Palin Hiding from Press
In perhaps the most bizarre turnaround this election cycle, John McCain has turned what has heretofore been one of his chief assets — a warm relationship with the press corps — into a liability by taking extraordinary measures to shield Sarah Palin from questions.
She has been a candidate for the second highest office in the land for nearly a month, but Sarah Palin has yet to hold a single press conference. Now, the McCain/Palin campaign is attempting to take an unprecedented step in their apparent effort to protect Palin from having to face impromptu questions from national reporters.
Last night, the campaign provided locations for Palin’s scheduled meetings with two world leaders and Henry Kissinger to a network TV producer, who was assigned to provide editorial content on the meetings for the five television networks. The reporter was not going to be allowed to sit in on the private meetings but would be permitted to be on hand as still and video photographers took pictures at the beginning of each meeting.

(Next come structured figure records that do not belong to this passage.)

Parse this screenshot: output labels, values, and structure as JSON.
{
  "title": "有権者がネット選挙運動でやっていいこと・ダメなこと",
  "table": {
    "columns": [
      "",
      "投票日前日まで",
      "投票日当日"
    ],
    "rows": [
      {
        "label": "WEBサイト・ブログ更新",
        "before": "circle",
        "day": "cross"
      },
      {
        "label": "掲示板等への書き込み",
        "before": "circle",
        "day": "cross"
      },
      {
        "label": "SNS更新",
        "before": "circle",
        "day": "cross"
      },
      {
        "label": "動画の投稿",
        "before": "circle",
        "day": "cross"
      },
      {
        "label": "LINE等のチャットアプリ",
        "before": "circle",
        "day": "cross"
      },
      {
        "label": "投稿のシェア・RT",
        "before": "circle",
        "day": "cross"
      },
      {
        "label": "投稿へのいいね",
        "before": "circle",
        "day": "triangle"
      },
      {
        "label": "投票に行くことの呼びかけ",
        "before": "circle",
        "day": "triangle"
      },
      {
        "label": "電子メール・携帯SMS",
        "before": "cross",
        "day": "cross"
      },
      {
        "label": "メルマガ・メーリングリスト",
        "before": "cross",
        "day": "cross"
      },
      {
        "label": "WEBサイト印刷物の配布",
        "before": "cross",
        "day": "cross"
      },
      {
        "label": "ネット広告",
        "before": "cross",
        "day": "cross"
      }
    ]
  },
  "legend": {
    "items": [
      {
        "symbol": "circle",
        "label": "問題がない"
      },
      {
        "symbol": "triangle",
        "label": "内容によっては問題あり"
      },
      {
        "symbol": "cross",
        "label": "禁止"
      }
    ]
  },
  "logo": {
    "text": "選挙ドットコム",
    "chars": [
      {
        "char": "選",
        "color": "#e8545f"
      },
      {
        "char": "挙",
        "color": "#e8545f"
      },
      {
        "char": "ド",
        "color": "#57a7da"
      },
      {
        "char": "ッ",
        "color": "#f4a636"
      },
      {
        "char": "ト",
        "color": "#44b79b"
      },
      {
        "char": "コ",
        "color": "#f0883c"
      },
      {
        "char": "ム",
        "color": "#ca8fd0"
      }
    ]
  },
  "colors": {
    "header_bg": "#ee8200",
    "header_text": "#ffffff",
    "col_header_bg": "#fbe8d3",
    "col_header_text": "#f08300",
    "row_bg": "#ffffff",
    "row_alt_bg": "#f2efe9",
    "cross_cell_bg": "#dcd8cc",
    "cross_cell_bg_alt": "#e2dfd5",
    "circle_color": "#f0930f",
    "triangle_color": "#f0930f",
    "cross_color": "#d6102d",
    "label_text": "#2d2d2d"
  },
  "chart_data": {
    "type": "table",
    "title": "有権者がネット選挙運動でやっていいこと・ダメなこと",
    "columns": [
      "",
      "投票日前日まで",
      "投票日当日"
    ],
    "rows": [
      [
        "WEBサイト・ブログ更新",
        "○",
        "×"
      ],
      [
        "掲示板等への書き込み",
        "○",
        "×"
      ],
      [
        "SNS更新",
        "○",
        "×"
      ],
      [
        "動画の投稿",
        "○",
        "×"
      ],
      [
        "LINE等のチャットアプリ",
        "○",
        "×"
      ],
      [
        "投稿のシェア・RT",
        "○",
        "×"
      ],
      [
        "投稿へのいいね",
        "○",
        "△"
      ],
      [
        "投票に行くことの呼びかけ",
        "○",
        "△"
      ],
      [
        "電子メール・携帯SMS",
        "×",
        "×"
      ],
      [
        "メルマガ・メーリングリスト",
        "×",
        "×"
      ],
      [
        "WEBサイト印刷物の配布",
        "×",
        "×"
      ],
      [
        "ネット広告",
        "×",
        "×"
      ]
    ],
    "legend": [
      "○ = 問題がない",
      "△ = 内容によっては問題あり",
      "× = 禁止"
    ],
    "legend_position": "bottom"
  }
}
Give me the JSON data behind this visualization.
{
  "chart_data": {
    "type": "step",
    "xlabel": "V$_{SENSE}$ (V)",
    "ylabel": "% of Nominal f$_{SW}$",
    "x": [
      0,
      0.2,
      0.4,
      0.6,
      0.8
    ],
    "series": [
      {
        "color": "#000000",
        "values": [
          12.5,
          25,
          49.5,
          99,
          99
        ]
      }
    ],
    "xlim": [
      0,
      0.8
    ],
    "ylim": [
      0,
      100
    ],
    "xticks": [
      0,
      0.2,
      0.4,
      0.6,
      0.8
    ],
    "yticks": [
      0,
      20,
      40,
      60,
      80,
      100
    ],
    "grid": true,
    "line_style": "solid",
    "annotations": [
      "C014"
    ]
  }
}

But just a little more than an hour before Palin’s first meeting was set to begin, the pool producer was notified that he would not be allowed in to the photo spray. This means that the McCain/Palin campaign would get the benefit of free pictures of Palin’s meeting with world leaders without having to face the possibility that the candidate might have to answer a question from the media.
This follows numerous campaign appearances, including in public venues, where Palin’s handlers instituted a “no questions allowed” policy.
Naturally, most media outlets are less than enthusiastic about showing up to shoot photo-ops without the accompanying right to ask questions. CBS and others, in fact, simply refuse to send photographers unless they can also send reporters. Indeed, as Kenneth Vogel reports for Politico, there may be a press boycott.
Journalists, displeased with Sarah Palin’s efforts to restrict their access to her, are threatening not to cover her events surrounding the United Nations conference here unless they’re allowed more access. The unfolding boycott is the latest development in a rocky relationship between Palin’s handlers and the press, in which the campaign has sought to tightly control her interactions with the media.
But the imbroglio began developing Tuesday morning when Palin’s handlers informed the small print press contingent covering her campaign that the print reporter designated to cover the events, Elizabeth Holmes of the Wall Street Journal, would not be allowed to cover the sprays. The campaign’s reasoning was that there were not going to be questions or statements at the sprays, so they were only appropriate for photographers and cameramen.
The campaign also at first moved to bar CNN, the television network designated for pool duty, from sending its editorial producer — basically a hybrid print/video journalist — though the campaign budged when the network threatened to withhold its cameras as well.
The campaign ultimately relented, updates to both stories noted, and allowed Holmes in to “cover” the Uribe and Kissinger meets. But, goodness, why institute such an obviously stupid policy to begin with?
Yes, Palin is relatively unseasoned in national policy issues or dealing with top-notch reporters. But, surely, she’s mastered the art of the folksy non-answer answer?
And, frankly, she’d be better off giving weak answers than angering the national press corps. As documented on this blog and elsewhere, McCain often gets a pass for giving woefully bad answers and getting major facts wrong, even on issues in his areas of expertise, precisely because of his history of candor with the press. By letting them exhaust themselves with questions, he’s built a rapport with them and gets away — quite reasonably, in my view — with slipping up sometimes. By contrast, to so obviously avoid the press is to invite them to take a no holds bar approach to coverage.